Jackson’s children, Prince, Paris, and Prince Michael Jackson II (Blanket) have also said that they are investigating the accusers and exploring their legal options.
Speaking on a panel hosted at the Harvard Institute of Politics, John Branca, the co-executor of Michael Jackson’s estate, said “people love Michael” and ongoing investigations into the Leaving Neverland accusations will make it OK for people to say once again that “I like Michael.”
“People love Michael. They love Michael’s music for sure,” Branca said. “And if the investigation is effective — which I think it will be — in showing that there is severe doubt about what may or may not have happened, we will be back to people feeling ‘It’s OK to say I like Michael.'”
Branca said that although Michael Jackson’s estate has been having problems since HBO released the documentary, he believed the problems and challenges won’t last for long.
A representative of Jackson children also revealed that Prince, Paris and Prince Michael Jackson II were investigating the accusers and considering legal action.

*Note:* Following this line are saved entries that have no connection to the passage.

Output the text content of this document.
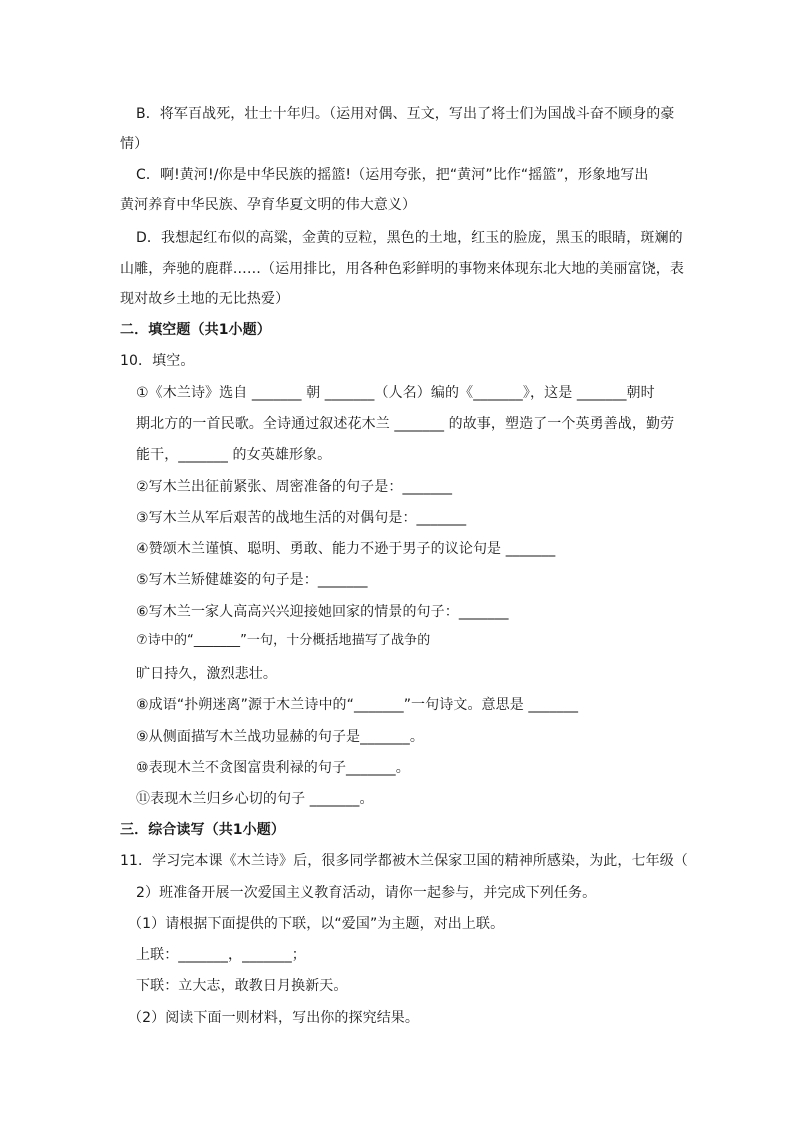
B．将军百战死，壮士十年归。（运用对偶、互文，写出了将士们为国战斗奋不顾身的豪
情）
C．啊!黄河!/你是中华民族的摇篮!（运用夸张，把“黄河”比作“摇篮”，形象地写出
黄河养育中华民族、孕育华夏文明的伟大意义）
D．我想起红布似的高粱，金黄的豆粒，黑色的土地，红玉的脸庞，黑玉的眼睛，斑斓的
山雕，奔驰的鹿群……（运用排比，用各种色彩鲜明的事物来体现东北大地的美丽富饶，表
现对故乡土地的无比热爱）
二．填空题（共1小题）
10．填空。
①《木兰诗》选自 _______ 朝 _______（人名）编的《_______》，这是 _______朝时
期北方的一首民歌。全诗通过叙述花木兰 _______ 的故事，塑造了一个英勇善战，勤劳
能干，_______ 的女英雄形象。
②写木兰出征前紧张、周密准备的句子是：_______
③写木兰从军后艰苦的战地生活的对偶句是：_______
④赞颂木兰谨慎、聪明、勇敢、能力不逊于男子的议论句是 _______
⑤写木兰矫健雄姿的句子是：_______
⑥写木兰一家人高高兴兴迎接她回家的情景的句子：_______
⑦诗中的“_______”一句，十分概括地描写了战争的
旷日持久，激烈悲壮。
⑧成语“扑朔迷离”源于木兰诗中的“_______”一句诗文。意思是 _______
⑨从侧面描写木兰战功显赫的句子是_______。
⑩表现木兰不贪图富贵利禄的句子_______。
⑪表现木兰归乡心切的句子 _______。
三．综合读写（共1小题）
11．学习完本课《木兰诗》后，很多同学都被木兰保家卫国的精神所感染，为此，七年级（
2）班准备开展一次爱国主义教育活动，请你一起参与，并完成下列任务。
（1）请根据下面提供的下联，以“爱国”为主题，对出上联。
上联：_______，_______；
下联：立大志，敢教日月换新天。
（2）阅读下面一则材料，写出你的探究结果。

A source close to the family reportedly said that the three Jackson children were considering bringing lawsuits for emotional distress, misrepresentation, slander, and fraud against Robson and Safechuck.
“We’re also told that in the potential suit, Prince, 22, Paris, 21, and Blanket, 17, are not looking for money,” the source reportedly said, “but want Robson and Safechuck to accept responsibility and give an apology.”
“Any funds awarded will be given to charity,” the source added.
“The three children say that all they want is to preserve their father’s musical legacy,” the source continued. “They feel that the documentary was one-sided and the two men have made numerous claims that aren’t true.”
The comments by Jackson’s estate co-executor come amid outrage following accusations of sexual abuse against the late pop star by Wade Robson and James Safechuck in Dan Reed’s HBO documentary Leaving Neverland which premiered at the 2019 Sundance Film Festival in January and on HBO in March.
Jackson’s estate has tried to cast doubt on the allegations and criticized the filmmakers for not talking to any of the members of Jackson’s family for the documentary film.
The estate claimed that by refusing to interview members of the Jackson family, the documentary failed to give a balanced view of things.
Attorneys for Robson and Safechuck reacted to Branca’s comments, saying he was only trying to defend his own financial interests.
“Their recent comments are just part and parcel of the same thing they’ve been doing for years,” attorney Vince Finaldi said, “which is protect the estate so they can continue to profit off of it.”